Cette déclaration « a déclenché une colère du personnel non gréviste solidaire de leur direction » indique Claude Tibi, conseiller municipal d’opposition qui souhaite que le maire « précise sa position sur ce dossier plus clairement. »
 
« Faciliter la sortie de crise »
 
Dans ce contexte, le maire de Gonesse, Jean-Pierre Blazy a reçu en fin de journée les salariés non grévistes. Après avoir mis en cause la direction pour son recrutement, le socialiste a tempéré ses propos et « se félicite de la nomination d’un médiateur qui permettra d’avancer vers la résolution du conflit. »
 
« La municipalité soutient l’ensemble des salariés qui font tous face aujourd’hui à des situations difficiles. Elle réaffirme son attachement à une fin de conflit qui permette à tous les salariés, avec ou sans titre de séjour, et à l’entreprise de reprendre leur activité normale.
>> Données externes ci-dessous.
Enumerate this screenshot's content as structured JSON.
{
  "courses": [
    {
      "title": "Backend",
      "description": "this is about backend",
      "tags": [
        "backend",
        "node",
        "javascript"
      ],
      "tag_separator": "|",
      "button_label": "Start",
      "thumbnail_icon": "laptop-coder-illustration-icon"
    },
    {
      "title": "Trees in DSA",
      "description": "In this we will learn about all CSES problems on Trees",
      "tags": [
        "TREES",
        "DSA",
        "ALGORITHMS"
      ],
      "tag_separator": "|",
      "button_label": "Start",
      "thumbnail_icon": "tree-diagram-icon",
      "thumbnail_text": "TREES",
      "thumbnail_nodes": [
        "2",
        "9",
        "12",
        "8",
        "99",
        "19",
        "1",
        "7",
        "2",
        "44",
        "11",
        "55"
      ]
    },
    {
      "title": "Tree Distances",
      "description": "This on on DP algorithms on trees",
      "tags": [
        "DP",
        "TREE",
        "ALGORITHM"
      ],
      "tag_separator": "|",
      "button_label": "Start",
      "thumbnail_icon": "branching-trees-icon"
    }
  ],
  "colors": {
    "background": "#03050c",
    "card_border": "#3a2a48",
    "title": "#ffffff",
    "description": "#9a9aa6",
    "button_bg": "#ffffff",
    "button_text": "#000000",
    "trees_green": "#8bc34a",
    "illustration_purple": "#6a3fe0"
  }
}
Elle appelle à l’apaisement et à la solidarité entre les travailleurs afin de faciliter la sortie de crise » indique la mairie dans un communiqué.
 
La situation actuelle de Sofrabrick serait donc « le résultat d’une politique migratoire incohérente menée par l’Etat. » Pour Jean-Pierre Blazy et son équipe « les objectifs quantifiés de reconduction à la frontière ont été fixés au mépris des situations individuelles, des efforts d’intégration à la société française et des besoins de main d’œuvre. »
 
Enfin la municipalité de Gonesse « souhaite le que médiateur fasse toute la lumière sur le nombre exact de salariés sans papiers qui ont travaillé et travaillent encore chez Sofrabrick, que son examen de la situation permette d’en comprendre les causes et d’en identifier les responsabilités. »
 
Une nouvelle audience concernant la légitimité du piquet de grève doit avoir lieu aujourd’hui au tribunal de Pontoise.